There are many ways to interpret or define culture. But it can be easily summarised with just one word: Dresden. The sheer abundance and splendour of the city's cultural treasures are enough to take your breath away. And since Dresden also just happens to be set amidst a stunning river landscape, your amazement is soon accompanied by pure delight.
Though the attribute 'world famous' is dished out all too readily, it is a befitting term in the case of Dresden. The city is famed not only for its three major landmarks – Zwinger Palace, Semper Opera House and the Church of Our Lady – but also for Brühl Terrace and the Royal Palace, for the Elbe palaces on the Loschwitz hillside, for the exclusive villas of Blasewitz, the garden city of Hellerau and, of course, for the twelve Dresden State Art Collections. And not forgetting the city centre's prime position on the western bank of the Elbe, at the apex of one of the river's gently sweeping meanders.
Dresden's no. 1 world-famous building has to be Zwinger Palace, widely considered a masterpiece of baroque architecture. The glorious Church of Our Lady, resurrected from the rubble, is arguably the preeminent church of the Protestant faith, and the imposing Saxony State Opera House, designed in the Italianate High Renaissance style by its eponymous architect Semper, is undoubtedly one of the world's most beautiful music theatres. The gardens of Brühl Terrace, or the 'Balcony of Europe' as it is known, provide magnificent views of the Elbe and across to Neustadt on the bank opposite; lined with prestigious buildings including the Academy of Fine Arts and the Albertinum Museum with its New Masters Gallery and sculpture collection, the terrace is another of the city's cultural must-sees. Dresden boasts superb museums that add to its cultural prowess, including the Green Vault – the world's largest treasure chamber – at the Royal Palace as well as the Turkish Chamber and the Old Masters Gallery where Raphael's Sistine Madonna is displayed.

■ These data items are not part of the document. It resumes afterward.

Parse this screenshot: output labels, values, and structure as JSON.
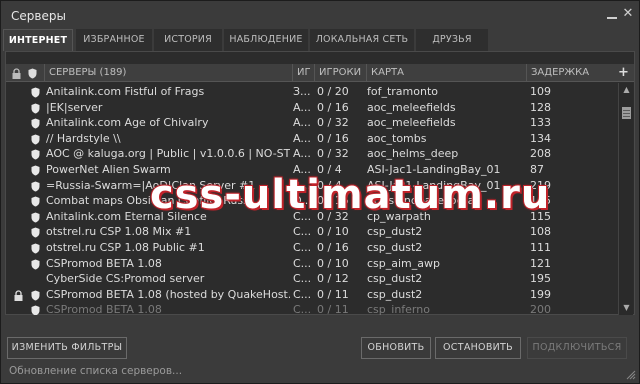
{
  "window": {
    "title": "Серверы"
  },
  "tabs": [
    {
      "label": "ИНТЕРНЕТ",
      "active": true
    },
    {
      "label": "ИЗБРАННОЕ"
    },
    {
      "label": "ИСТОРИЯ"
    },
    {
      "label": "НАБЛЮДЕНИЕ"
    },
    {
      "label": "ЛОКАЛЬНАЯ СЕТЬ"
    },
    {
      "label": "ДРУЗЬЯ"
    }
  ],
  "columns": {
    "servers": "СЕРВЕРЫ (189)",
    "game": "ИГ",
    "players": "ИГРОКИ",
    "map": "КАРТА",
    "latency": "ЗАДЕРЖКА",
    "add": "+"
  },
  "servers": [
    {
      "name": "Anitalink.com Fistful of Frags",
      "game": "З...",
      "players": "0 / 20",
      "map": "fof_tramonto",
      "latency": "109",
      "locked": false
    },
    {
      "name": "|EK|server",
      "game": "A...",
      "players": "0 / 16",
      "map": "aoc_meleefields",
      "latency": "128",
      "locked": false
    },
    {
      "name": "Anitalink.com Age of Chivalry",
      "game": "A...",
      "players": "0 / 32",
      "map": "aoc_meleefields",
      "latency": "133",
      "locked": false
    },
    {
      "name": "// Hardstyle \\\\",
      "game": "A...",
      "players": "0 / 16",
      "map": "aoc_tombs",
      "latency": "134",
      "locked": false
    },
    {
      "name": "AOC @ kaluga.org | Public | v1.0.0.6 | NO-STE...",
      "game": "A...",
      "players": "0 / 32",
      "map": "aoc_helms_deep",
      "latency": "208",
      "locked": false
    },
    {
      "name": "PowerNet Alien Swarm",
      "game": "A...",
      "players": "0 / 4",
      "map": "ASI-Jac1-LandingBay_01",
      "latency": "87",
      "locked": false
    },
    {
      "name": "=Russia-Swarm=|AoD|Clan Server #1",
      "game": "A...",
      "players": "0 / 4",
      "map": "ASI-Jac1-LandingBay_01",
      "latency": "219",
      "locked": false
    },
    {
      "name": "Combat maps Obsidian Conflict Russ",
      "game": "O...",
      "players": "0 / 16",
      "map": "oc_islandbase_beta",
      "latency": "155",
      "locked": false
    },
    {
      "name": "Anitalink.com Eternal Silence",
      "game": "C...",
      "players": "0 / 32",
      "map": "cp_warpath",
      "latency": "115",
      "locked": false
    },
    {
      "name": "otstrel.ru CSP 1.08 Mix #1",
      "game": "C...",
      "players": "0 / 10",
      "map": "csp_dust2",
      "latency": "108",
      "locked": false
    },
    {
      "name": "otstrel.ru CSP 1.08 Public #1",
      "game": "C...",
      "players": "0 / 16",
      "map": "csp_dust2",
      "latency": "111",
      "locked": false
    },
    {
      "name": "CSPromod BETA 1.08",
      "game": "C...",
      "players": "0 / 10",
      "map": "csp_aim_awp",
      "latency": "121",
      "locked": false
    },
    {
      "name": "CyberSide CS:Promod server",
      "game": "C...",
      "players": "0 / 12",
      "map": "csp_dust2",
      "latency": "195",
      "locked": false,
      "noshield": true
    },
    {
      "name": "CSPromod BETA 1.08 (hosted by QuakeHost.ru)",
      "game": "C...",
      "players": "0 / 11",
      "map": "csp_dust2",
      "latency": "199",
      "locked": true
    },
    {
      "name": "CSPromod BETA 1.08",
      "game": "C...",
      "players": "0 / 11",
      "map": "csp_inferno",
      "latency": "200",
      "locked": false,
      "dim": true
    }
  ],
  "buttons": {
    "filters": "ИЗМЕНИТЬ ФИЛЬТРЫ",
    "refresh": "ОБНОВИТЬ",
    "stop": "ОСТАНОВИТЬ",
    "connect": "ПОДКЛЮЧИТЬСЯ"
  },
  "status": "Обновление списка серверов...",
  "watermark": "css-ultimatum.ru",
  "colors": {
    "background": "#3b3b3b",
    "list": "#2c2c2c",
    "watermark_stroke": "#c0242b"
  }
}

For almost 700 years, Dresden has also been famed for its music. It is not only the Opera House that enraptures audiences but also the State Orchestra, the Dresden Philharmonic and the Kreuzchor boys' choir. The cultural calendar is packed all year round, with the city hosting international festivals, captivating theatre and dance productions and other popular events such as the Semper Opera Ball. And what would Dresden's music scene be without its jazz? The city's International Dixieland Festival is Europe's biggest old time jazz festival. Traditional highlights include the Riverboat Shuffle, the Jazz Mile along Prager Strasse and the Dixieland Parade through the old quarter. The festival season is rounded off with open-air events, including the riverbank film nights, the Elbhangfest and concerts in the romantic parkland of the Elbe palaces.
But Dresden is more than just a city of history and heritage, as evidenced by its modern architectural masterpieces. Notable examples include the New Synagogue and the deconstructivist UFA Kristallpalast cinema designed by celebrated Austrian architects Coop Himmelb(l)au. At the main train station, Norman Foster has covered the historical iron framework with a translucent Teflon membrane. There's also the Military History Museum, which has recently undergone a radical extension and redesign by Daniel Libeskind. A bold design move in its day was the 'Blue Wonder', Europe's first bridge without river piers. The construction is both a feat of engineering and a spectacular vantage point.
If you happen to be in Dresden in December, be sure to visit the Striezelmarkt. Germany's oldest Christmas market, first documented in 1434, remains to this day a celebration of lights, colours and inviting aromas. Enjoy the peaceful, festive atmosphere while indulging in glühwein, spiced gingerbread and hot chestnuts, and discover another Dresden speciality in the shape of striezel, as the locals call their traditional Christmas cake. There are only two words that do this delicacy justice: world famous.